Code – a new attack vector with growing popularity has drastically accelerated the need for organizations to rethink their security practices and “shift left” from DevOps to DevSecOps to secure source code. Storing passwords and other credential information inside of code is far too common and is often the source behind hacks related to some large and publicly recognizable organizations.
- GitHub: According to ZDNet, more than 100,000 repositories were found leaking API and cryptographic keys over 6 months in 2019. 15 API token formats analyzed included those used by Google, Amazon, Twitter, Facebook, Mailchimp, MailGun, Stripe, Twilio, and Square. Worse, 81% of owners did not correct the issue: Code remains in cloned or forked repositories, as well as in Git history.
- Uber: An AWS S3 key posted in a private GitHub repository in 2016 resulted in a breach of rider/driver PII and a $100,000 attacker ransom was paid out as a bug bounty
- Equifax: Secrets found in a personal Git repository for web services allowed access to customer personal data in April, 2020
- Starbucks: A JumpCloud API key was leaked in January, 2020 allowed access to execute commands, add/remove system users, and AWS account takeover
Including passwords and API keys inside of source code repositories is a common occurrence regardless of whether a developer is following directions, trying to gain efficiencies, doesn’t understand the risks, or simply forgets after development and testing cycles. Machina can help prevent these mishaps and help enforce security processes by automatically protecting secrets during a quick scan performed before each commit via the source control versioning system’s hooks in conjunction with the Machina CLI.
Shifting Left – The DevSecOps Mantra
When we introduced Machina CLI, we outlined a potential use case that couples the Machina SDKs and CLI to close the gap between the security practices of product development and ops teams.

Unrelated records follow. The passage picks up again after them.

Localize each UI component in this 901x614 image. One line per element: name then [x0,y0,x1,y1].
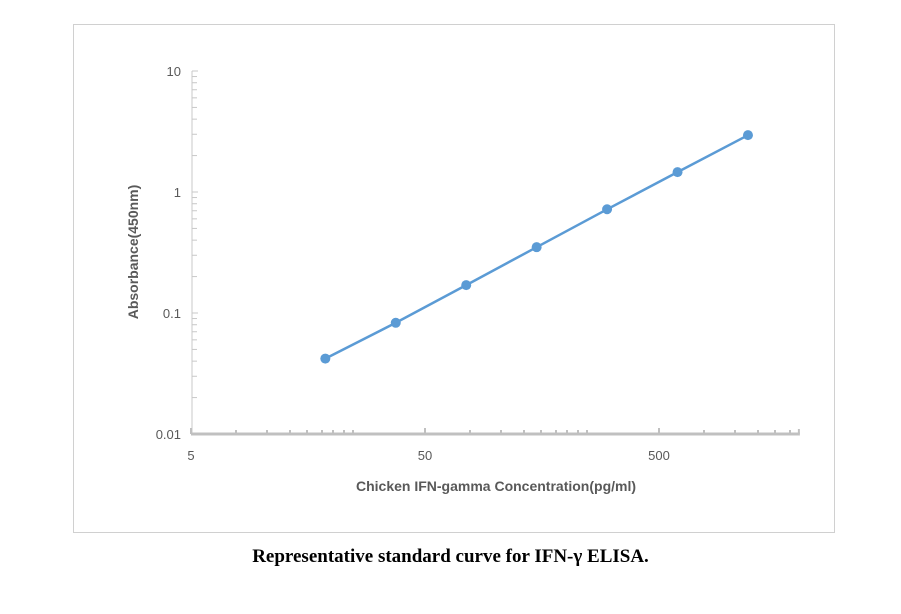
data-point [320,353,331,364]
chart-frame [73,24,835,533]
data-point [742,130,753,141]
y-tick-label: 1 [174,185,181,200]
y-tick-label: 0.01 [156,427,181,442]
data-point [531,242,542,253]
data-point [602,204,613,215]
x-tick-label: 500 [648,448,670,463]
y-tick-label: 0.1 [163,306,181,321]
figure-caption: Representative standard curve for IFN-γ … [252,546,649,567]
series-marks [320,130,753,364]
data-point [390,317,401,328]
y-axis-title: Absorbance(450nm) [125,185,141,320]
x-tick-label: 5 [187,448,194,463]
data-point [461,280,472,291]
axes: 0.01 0.1 1 10 5 50 500 [156,64,800,463]
y-tick-label: 10 [167,64,181,79]
data-point [672,167,683,178]
x-tick-label: 50 [418,448,432,463]
x-axis-title: Chicken IFN-gamma Concentration(pg/ml) [356,478,636,494]
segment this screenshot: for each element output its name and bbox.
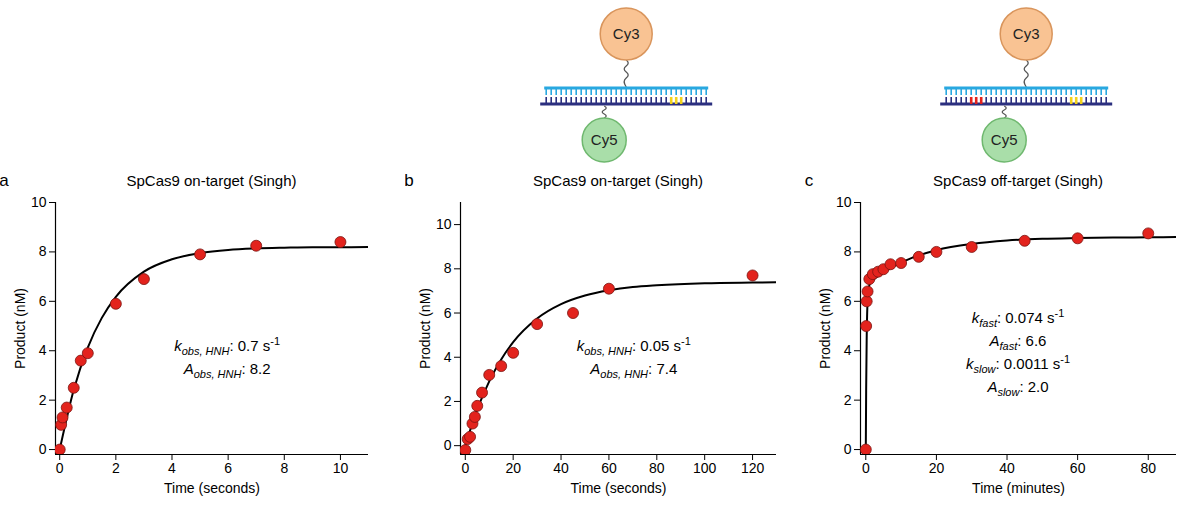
svg-text:80: 80 <box>649 460 665 476</box>
svg-text:6: 6 <box>444 305 452 321</box>
svg-text:20: 20 <box>929 460 945 476</box>
svg-text:Aobs, HNH: 7.4: Aobs, HNH: 7.4 <box>589 360 677 380</box>
svg-text:kfast: 0.074 s-1: kfast: 0.074 s-1 <box>972 307 1065 329</box>
svg-text:10: 10 <box>333 460 349 476</box>
svg-text:SpCas9 off-target (Singh): SpCas9 off-target (Singh) <box>933 172 1103 189</box>
svg-text:10: 10 <box>31 194 47 210</box>
svg-text:b: b <box>405 171 414 190</box>
svg-text:Cy5: Cy5 <box>991 131 1018 148</box>
svg-text:0: 0 <box>461 460 469 476</box>
svg-text:SpCas9 on-target (Singh): SpCas9 on-target (Singh) <box>126 172 296 189</box>
svg-text:2: 2 <box>112 460 120 476</box>
svg-text:2: 2 <box>844 392 852 408</box>
svg-text:4: 4 <box>168 460 176 476</box>
svg-text:Time (seconds): Time (seconds) <box>571 480 667 496</box>
svg-text:Aobs, HNH: 8.2: Aobs, HNH: 8.2 <box>183 360 271 380</box>
svg-text:6: 6 <box>224 460 232 476</box>
svg-text:0: 0 <box>844 441 852 457</box>
svg-text:0: 0 <box>39 441 47 457</box>
svg-text:4: 4 <box>39 342 47 358</box>
svg-text:2: 2 <box>39 392 47 408</box>
svg-text:Cy5: Cy5 <box>591 131 618 148</box>
svg-text:80: 80 <box>1140 460 1156 476</box>
svg-text:8: 8 <box>280 460 288 476</box>
svg-text:SpCas9 on-target (Singh): SpCas9 on-target (Singh) <box>533 172 703 189</box>
svg-text:4: 4 <box>444 349 452 365</box>
svg-text:Afast: 6.6: Afast: 6.6 <box>989 332 1047 352</box>
svg-text:a: a <box>0 171 9 190</box>
svg-text:Time (seconds): Time (seconds) <box>164 480 260 496</box>
svg-text:60: 60 <box>1070 460 1086 476</box>
svg-text:c: c <box>805 171 814 190</box>
svg-text:0: 0 <box>444 437 452 453</box>
svg-text:40: 40 <box>553 460 569 476</box>
svg-text:2: 2 <box>444 393 452 409</box>
svg-text:Product (nM): Product (nM) <box>817 288 833 369</box>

As described by Bill LeBlanc, CTO of Ionic, “DevSecOps is ostensibly about making security part of your whole process, right from the beginning.” Simply put, shifting left is moving security to the earliest possible point in the development process. A typical organization’s software development and deployment cycle can usually be described with the ten stages illustrated below. This article, and its follow-up tutorial series, will help your organization get started protecting your code’s valuable assets as they are created, during the code phase.
Specifically, if an API key is required by an application and is checked into a hosted source control repository, such as Github, it can be protected by pre-commit hooks that invoke the Machina CLI. Then, if that application’s source code is later checked out, compiled by a build server or hosted continuous integration service like CircleCI, and deployed to a cloud computing platform like AWS or Google’s App Engine, the application can use Machina SDK to access the plaintext API key when it is needed at runtime.
The benefits of using Machina to secure source code secrets as they are created are not limited to the shifting left initiative. With Machina, you can limit and monitor the hosted or third-party services that have access to your API keys:
- The API key is not accessible by the system or service hosting the source repository, GitHub in this example.
- The API is also not accessible by the system or service hosting the build server, CircleCI in this example, because the encrypted API key from the source repository is compiled into the application bundle or binary.
- The API keys are never stored on disk in plaintext. The system running the application, AWS or App Engine in this example, will only store the key in plaintext in volatile memory when needed at runtime.
- For distributed client-side applications, not having the plaintext key in the application bundle adds a level of obfuscation to help combat reverse engineering tactics.
- The use of pre-commit hooks adds security without friction for the developer, who simply follows their normal routine to check code into a repository.
The tutorial shows how to use Machina to protect the key in a typical continuous integration workflow using a code repository to mimic the developer’s workstation and another to mimic the repository on a build server. If you are already considering using Machina to protect and track your application’s data and workflows, introducing the Machina CLI to secure source code during your development process is a next step to becoming a true security-first organization.